State Democrats are on the move to Turn Texas Blue, a campaign to turn around the last three decades of Republican domination.
The effort went local last week when Kendall County Democrats asked for input from Congressman Joaquín Castro.
Texas has voted Republican in the last nine general elections, and hasn’t elected a Democrat to a statewide office since the 1990s. Between the Tea-Partiers and Governor Rick Perry, Democrats are feeling the squeeze.
Jim McGrody, president of Kendall County Democratic Club, told a standing-room-only audience at the Patrick Heath Library last week that the club and the party are stepping up the pace to bring more Democrats to the voting booth.
And that’s why the club asked Castro to come and offer his ideas on turning Kendall County Blue. Castro expects young people to be the newest big electorate.
“I thought it was remarkable that in 2012 that for the president’s re-election, there were a greater percentage of young people who came out than that first election in 2008, because we think of that as such an electrifying election," Castro said.
Castro told the group that those young people are on Facebook and Twitter and other social media. John Weir, chairman of the Kendall County Democratic Party, believes as more young people reach voting age, the party will get their support.
"Right now the younger voters are being much more middle of the road than the elder folks that we see here in Kendall County, which are very, very conservative," Weir said.
There is a huge percentage of existing Republican voters in Kendall County, but Castro encouraged the group, saying the statewide percentage of Democrats is much higher – closer to 42 percent.
Castro said once the statewide level reaches to 47 percent or 48 percent, more of the broad electorate will get behind them and Kendall County will see more movement too.
But in the meantime, Castro said Democrats need to get friends and family members to talk to young people and get them engaged in the process, and they especially need to get more people registered to vote.
"There’s got to be a comprehensive effort, a statewide effort, which is what Battleground Texas, I believe, will do, to go and register folks and mobilize them.

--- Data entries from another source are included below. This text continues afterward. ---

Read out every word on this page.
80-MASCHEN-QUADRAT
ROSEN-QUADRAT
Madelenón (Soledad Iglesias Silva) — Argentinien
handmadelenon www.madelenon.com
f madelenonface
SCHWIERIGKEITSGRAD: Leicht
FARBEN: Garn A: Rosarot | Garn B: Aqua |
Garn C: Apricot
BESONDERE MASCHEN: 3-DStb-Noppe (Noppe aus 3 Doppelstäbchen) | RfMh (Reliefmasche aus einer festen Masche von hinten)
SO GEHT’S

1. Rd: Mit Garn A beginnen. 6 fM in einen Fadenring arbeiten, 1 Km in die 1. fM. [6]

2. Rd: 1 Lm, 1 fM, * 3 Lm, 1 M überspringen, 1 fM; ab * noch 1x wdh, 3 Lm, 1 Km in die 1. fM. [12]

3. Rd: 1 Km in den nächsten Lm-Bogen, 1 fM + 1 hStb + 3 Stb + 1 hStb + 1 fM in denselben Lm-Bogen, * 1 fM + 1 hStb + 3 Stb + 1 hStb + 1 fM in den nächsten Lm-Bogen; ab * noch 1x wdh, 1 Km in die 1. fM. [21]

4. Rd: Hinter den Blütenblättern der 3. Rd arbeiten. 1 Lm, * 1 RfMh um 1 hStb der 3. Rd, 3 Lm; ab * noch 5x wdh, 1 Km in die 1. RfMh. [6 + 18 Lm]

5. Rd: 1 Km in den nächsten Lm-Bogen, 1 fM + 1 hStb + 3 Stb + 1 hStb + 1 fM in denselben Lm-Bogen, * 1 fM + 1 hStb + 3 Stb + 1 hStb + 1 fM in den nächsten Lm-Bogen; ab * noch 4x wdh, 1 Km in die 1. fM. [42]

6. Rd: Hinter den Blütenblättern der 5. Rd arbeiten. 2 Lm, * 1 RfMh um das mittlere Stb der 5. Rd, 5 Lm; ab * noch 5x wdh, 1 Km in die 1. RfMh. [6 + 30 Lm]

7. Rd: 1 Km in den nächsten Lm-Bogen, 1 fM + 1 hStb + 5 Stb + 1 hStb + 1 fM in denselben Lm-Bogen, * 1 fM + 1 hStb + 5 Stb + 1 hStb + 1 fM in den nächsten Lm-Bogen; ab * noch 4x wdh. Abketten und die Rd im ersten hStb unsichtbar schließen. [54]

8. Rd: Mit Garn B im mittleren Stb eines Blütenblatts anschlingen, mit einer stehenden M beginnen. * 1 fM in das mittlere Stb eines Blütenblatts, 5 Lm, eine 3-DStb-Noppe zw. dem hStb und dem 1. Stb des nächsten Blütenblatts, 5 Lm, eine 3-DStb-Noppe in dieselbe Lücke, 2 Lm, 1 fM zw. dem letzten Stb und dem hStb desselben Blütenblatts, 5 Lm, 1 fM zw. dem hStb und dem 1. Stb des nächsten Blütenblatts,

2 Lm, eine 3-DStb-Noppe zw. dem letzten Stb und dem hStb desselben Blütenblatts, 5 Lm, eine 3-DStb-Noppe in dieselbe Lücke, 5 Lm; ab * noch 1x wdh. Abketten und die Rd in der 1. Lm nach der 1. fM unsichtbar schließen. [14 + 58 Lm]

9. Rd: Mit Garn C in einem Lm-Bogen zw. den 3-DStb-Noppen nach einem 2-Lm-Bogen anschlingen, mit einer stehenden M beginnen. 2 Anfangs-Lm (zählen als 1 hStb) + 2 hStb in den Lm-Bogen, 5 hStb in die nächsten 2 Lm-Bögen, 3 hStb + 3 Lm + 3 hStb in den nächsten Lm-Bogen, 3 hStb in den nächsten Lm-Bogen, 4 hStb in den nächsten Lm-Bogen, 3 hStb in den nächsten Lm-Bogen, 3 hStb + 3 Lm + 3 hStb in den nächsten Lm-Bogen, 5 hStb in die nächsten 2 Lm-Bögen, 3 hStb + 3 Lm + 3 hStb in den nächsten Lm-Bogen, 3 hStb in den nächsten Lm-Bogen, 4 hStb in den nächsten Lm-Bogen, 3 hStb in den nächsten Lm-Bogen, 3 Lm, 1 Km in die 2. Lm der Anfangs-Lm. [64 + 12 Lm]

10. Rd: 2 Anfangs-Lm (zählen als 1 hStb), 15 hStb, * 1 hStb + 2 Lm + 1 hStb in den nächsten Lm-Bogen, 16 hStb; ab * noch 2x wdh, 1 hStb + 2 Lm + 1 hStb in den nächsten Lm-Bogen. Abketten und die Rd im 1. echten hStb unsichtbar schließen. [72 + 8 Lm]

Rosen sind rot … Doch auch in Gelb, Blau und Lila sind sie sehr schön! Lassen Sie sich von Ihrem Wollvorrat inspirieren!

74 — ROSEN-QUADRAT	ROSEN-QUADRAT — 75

And you can’t do it six months before an election. It really has to be a year-round thing," Castro said.
Castro said he believes that Democrats can win statewide within 8 to 10 years, but Weir is a little more optimistic.
"As a matter of fact, I’m convinced that Hillary [Clinton] is going to run in four years and that will make a big difference, and Texas is really going to support her - particularly Texas women - and I think we’ll turn Texas blue for that time period," Weir said.